Mas para arrematar o tema da hipotética adaptação do romance do escritor russo, Hitchcock explicou: “Se você pega um romance de Dostoiévski, não apenas Crime e castigo, qualquer um, há muitas palavras lá dentro e todas têm uma função” (p.73). Truffaut então questionou: “E por definição uma obra-prima é alguma coisa que encontrou sua forma perfeita, sua forma definitiva?”, ao que Hitchcock respondeu: “Exatamente. E para expressar a mesma coisa de modo cinematográfico, seria preciso fazer um filme que substituísse as palavras pela linguagem da câmera, durasse seis ou dez horas, do contrário não seria sério.”

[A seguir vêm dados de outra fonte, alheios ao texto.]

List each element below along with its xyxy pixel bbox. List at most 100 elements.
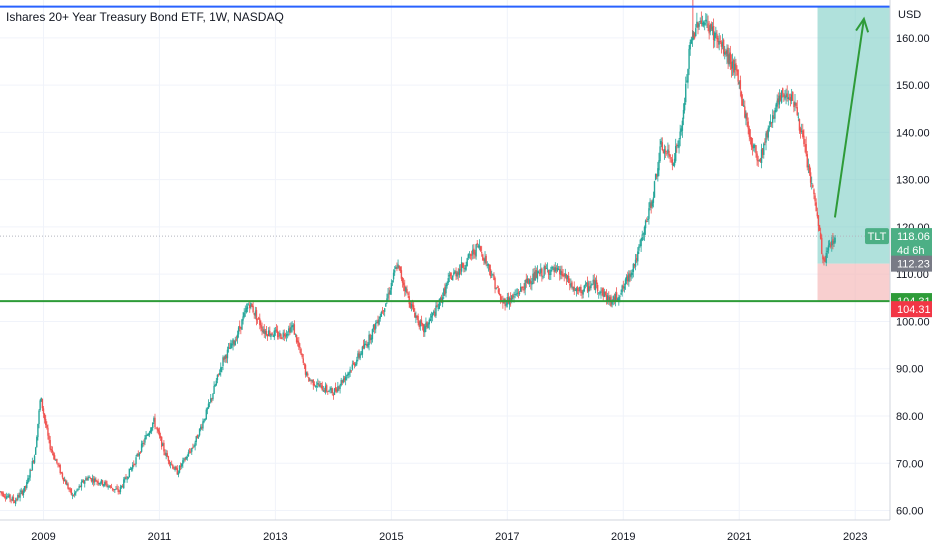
candle-body [652, 197, 655, 203]
candle-body [30, 470, 32, 471]
candle-body [589, 286, 591, 289]
candle-body [648, 208, 650, 219]
y-tick-label: 70.00 [896, 458, 924, 470]
candle-body [507, 297, 510, 304]
candle-body [71, 495, 74, 496]
candle-body [358, 352, 360, 357]
candle-body [475, 244, 477, 257]
candle-body [741, 99, 744, 106]
candle-body [292, 325, 294, 327]
candle-body [560, 270, 562, 276]
candle-body [260, 324, 262, 328]
y-tick-label: 160.00 [896, 33, 930, 45]
candle-body [662, 150, 665, 154]
candle-body [130, 467, 133, 470]
profit-zone [817, 6, 890, 264]
candle-body [565, 274, 568, 280]
candle-body [451, 275, 454, 281]
candle-body [708, 27, 710, 34]
candle-body [257, 317, 260, 319]
candle-body [275, 329, 278, 332]
candle-body [394, 270, 396, 273]
candle-body [301, 353, 303, 358]
candle-body [595, 279, 598, 284]
long-position-tool[interactable] [817, 6, 890, 302]
drawing-lines[interactable] [0, 5, 890, 303]
candle-body [24, 485, 27, 488]
candle-body [184, 459, 186, 461]
candle-body [313, 384, 316, 386]
candle-body [583, 285, 585, 292]
candle-body [654, 174, 657, 180]
candle-body [352, 363, 355, 364]
candle-body [829, 245, 832, 247]
candle-body [3, 495, 6, 497]
candle-body [730, 61, 733, 70]
candle-body [227, 347, 230, 349]
candle-body [341, 380, 344, 383]
candle-body [86, 478, 88, 480]
candle-body [117, 489, 119, 492]
candle-body [526, 278, 529, 283]
candle-body [121, 486, 124, 487]
candle-body [748, 128, 750, 137]
candle-body [515, 294, 517, 296]
candle-body [158, 431, 161, 436]
candle-body [280, 334, 282, 340]
candle-body [28, 477, 30, 480]
candle-body [343, 377, 346, 381]
candle-body [140, 443, 143, 452]
candle-body [706, 21, 708, 23]
candle-body [278, 335, 280, 337]
candle-body [469, 254, 472, 256]
candle-body [0, 491, 2, 493]
candle-body [159, 435, 162, 438]
candle-body [337, 386, 339, 392]
candle-body [678, 140, 680, 148]
candle-body [8, 494, 10, 498]
candle-body [456, 272, 458, 277]
candle-body [2, 493, 5, 497]
y-tick-label: 80.00 [896, 411, 924, 423]
candle-body [513, 296, 515, 298]
candle-body [697, 22, 699, 28]
candle-body [691, 36, 694, 41]
candle-body [218, 372, 221, 375]
candle-body [696, 21, 698, 28]
candle-body [445, 284, 447, 294]
candle-body [514, 294, 516, 296]
candle-body [523, 288, 525, 291]
candle-body [173, 468, 175, 470]
candle-body [624, 279, 627, 285]
candle-body [276, 330, 279, 338]
candle-body [320, 382, 322, 385]
candle-body [114, 489, 116, 491]
candle-body [765, 133, 767, 143]
candle-body [457, 272, 459, 275]
candle-body [609, 297, 611, 302]
candle-body [787, 97, 790, 100]
candle-body [575, 288, 578, 292]
candle-body [13, 501, 16, 503]
candle-body [381, 311, 384, 313]
candle-body [160, 436, 163, 447]
candle-body [736, 69, 738, 72]
candle-body [196, 434, 199, 439]
candle-body [232, 339, 234, 346]
x-tick-label: 2021 [727, 531, 751, 543]
candle-body [593, 279, 595, 289]
candle-body [303, 364, 306, 366]
y-tick-label: 60.00 [896, 506, 924, 518]
candle-body [191, 448, 193, 452]
candle-body [195, 436, 197, 443]
candle-body [653, 181, 656, 198]
candle-body [789, 97, 792, 101]
candle-body [139, 452, 142, 454]
candle-body [725, 50, 727, 54]
candle-body [94, 478, 96, 482]
candle-body [237, 327, 240, 335]
candle-body [285, 334, 288, 337]
candle-body [149, 430, 152, 433]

Intrigante ver a opinião de um gênio sobre a obra de outro. De forma geral, surge uma visão apurada, a qual não estávamos esperando, assim como este arremate hitchcockiano. O comentário ainda abre margem para pensarmos em filmes que parecem aniquilar as histórias de seus livros de origem, cortando partes que são a essência da narrativa.
Ainda assim, eu gostaria de ter visto um Crime e Castigo adaptado por Alfred Hitchcock. Você não?
Referência:
TRUFFAUT, François; SCOTT, Helen. Hitchcock/Truffaut: entrevistas, edição definitiva. Tradução de Rosa Freire de Aguiar – São Paulo: Companhia das Letras, 2004.